The online lesson resources encourage advisers, teachers and students to share lessons from the own lives to edify and strengthen the entire quorum or classroom. "It's one thing for a teacher to tell a story out of a book — it's another to tell their own story," said Brother Beck.
Teachers or advisers might worry that the young people in their class might not be willing to open up and share their own thoughts or experiences, he explained. Don't force it, he advised. Instead, prayerfully seek out and implement Christ-like teaching methods to reach each class member.
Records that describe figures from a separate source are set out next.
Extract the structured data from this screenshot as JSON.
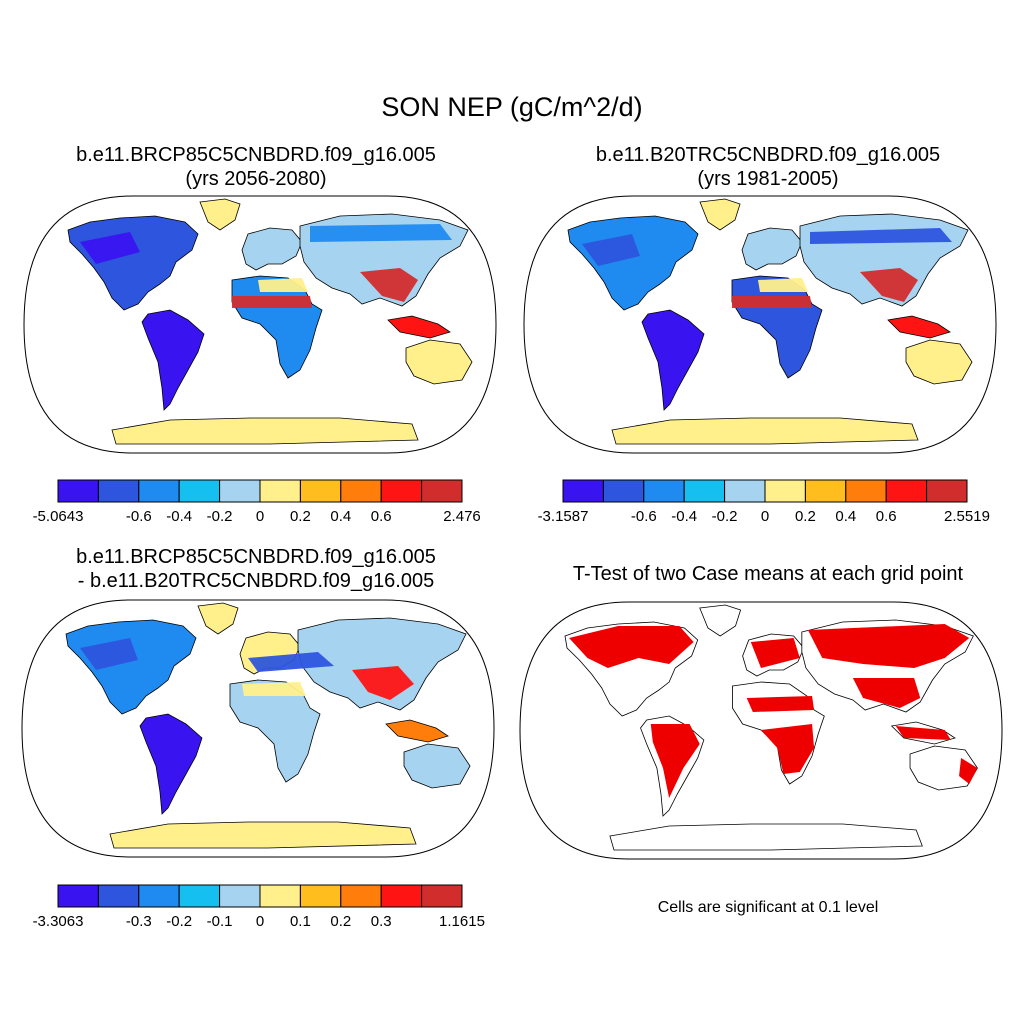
{
  "title": "SON NEP (gC/m^2/d)",
  "panels": [
    {
      "title_line1": "b.e11.BRCP85C5CNBDRD.f09_g16.005",
      "title_line2": "(yrs 2056-2080)"
    },
    {
      "title_line1": "b.e11.B20TRC5CNBDRD.f09_g16.005",
      "title_line2": "(yrs 1981-2005)"
    },
    {
      "title_line1": "b.e11.BRCP85C5CNBDRD.f09_g16.005",
      "title_line2": "- b.e11.B20TRC5CNBDRD.f09_g16.005"
    },
    {
      "title_line1": "T-Test of two Case means at each grid point"
    }
  ],
  "colorbars": [
    {
      "labels": [
        "-5.0643",
        "-0.6",
        "-0.4",
        "-0.2",
        "0",
        "0.2",
        "0.4",
        "0.6",
        "2.476"
      ]
    },
    {
      "labels": [
        "-3.1587",
        "-0.6",
        "-0.4",
        "-0.2",
        "0",
        "0.2",
        "0.4",
        "0.6",
        "2.5519"
      ]
    },
    {
      "labels": [
        "-3.3063",
        "-0.3",
        "-0.2",
        "-0.1",
        "0",
        "0.1",
        "0.2",
        "0.3",
        "1.1615"
      ]
    }
  ],
  "colors": [
    "#3a14f0",
    "#2d55de",
    "#1f8bf0",
    "#15bff0",
    "#a6d4f0",
    "#fff08c",
    "#ffbe1e",
    "#ff7d0a",
    "#ff1414",
    "#d22d2d"
  ],
  "significance_color": "#ee0000",
  "note": "Cells are significant at 0.1 level"
}
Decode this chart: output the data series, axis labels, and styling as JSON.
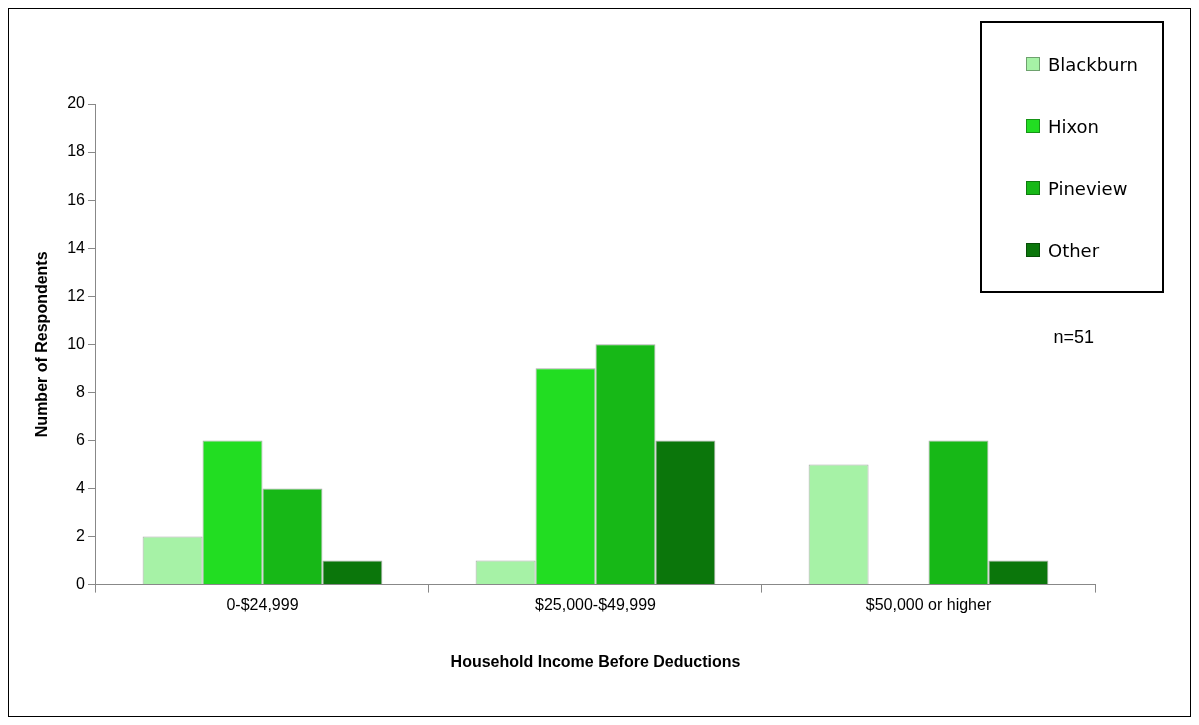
{
  "chart_data": {
    "type": "bar",
    "xlabel": "Household Income Before Deductions",
    "ylabel": "Number of Respondents",
    "categories": [
      "0-$24,999",
      "$25,000-$49,999",
      "$50,000 or higher"
    ],
    "series": [
      {
        "name": "Blackburn",
        "color": "#a6f2a6",
        "values": [
          2,
          1,
          5
        ]
      },
      {
        "name": "Hixon",
        "color": "#22dd22",
        "values": [
          6,
          9,
          0
        ]
      },
      {
        "name": "Pineview",
        "color": "#17b817",
        "values": [
          4,
          10,
          6
        ]
      },
      {
        "name": "Other",
        "color": "#0b760b",
        "values": [
          1,
          6,
          1
        ]
      }
    ],
    "ylim": [
      0,
      20
    ],
    "yticks": [
      0,
      2,
      4,
      6,
      8,
      10,
      12,
      14,
      16,
      18,
      20
    ],
    "grid": false,
    "legend": "top right",
    "annotations": [
      "n=51"
    ]
  }
}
Brother Beck said instructors could start by making the classroom a safe place — a forum where young men or young women can freely share their comments and experiences without fear of being mocked.
As with the Duty to God program, the new teaching resources will be best utilized when parents are involved. Brother Beck is excited that the lessons will be dynamic. New additions, such as clips from recent general conference talks, will be regularly added to allow the lessons to remain timely and relevant.
Ultimately, the new teaching resources will help all involved — students, teachers and parents — as they navigate their own personal journey of testimony and faith.
"Our ultimate objective is that these [tools] will lead to conversion," said Brother Beck.
Following are highlights of the new curriculum for Young Men, Young Women and youth Sunday School classes.
The First Presidency announced the new curriculum in a letter dated Sept. 12, 2012.
Youth leaders will begin using the curriculum in January 2013.
The curriculum will be translated into 23 languages.
Although printed manuals will be available, the curriculum is designed for distribution on the Internet, where regular updates allow for the incorporation or recent teachings of living prophets and new media resources.
Curriculum can be found at lds.org/youth/learn.
Youth instructors will be asked to shift from a "stand-and-deliver" teaching style to gospel-centered conversations that encourage youth participation.
The new curriculum is based on Christlike teaching principles and doctrines that are shared across Young Men, Young Women, Sunday School, seminary and the family.
Teachers will be asked to teach as the Savior taught by loving their students and prayerfully preparing each lesson. Youth leaders will teach as they are guided by the Spirit, use the scriptures, encourage the youth to share real-life experiences and ask questions.
The goal of the new curriculum is to encourage lifelong conversion in youth. The focus is on strengthening and building faith, conversion and testimony.
The same unit will be addressed each month in Young Men, Young Women and youth Sunday School classes.
The curriculum — which includes learning outlines — is flexible so teachers can respond to the needs of the youth in their ward.
Youth Sunday School study will no longer be a chronological study of the scriptures, but of doctrinal topics found in all the standard works and connecting what is being learned in Young Men, Young Women, other Church settings and the family.
As part of the curriculum, youth will be invited to participate in learning and teaching.
Seminary teachers will continue to teach the scriptures sequentially using seminary manuals, but will reinforce the curriculum taught to the youth on Sunday.
Area and local leaders will provide training meetings to introduce leaders and teachers to the new curriculum before the end of 2012.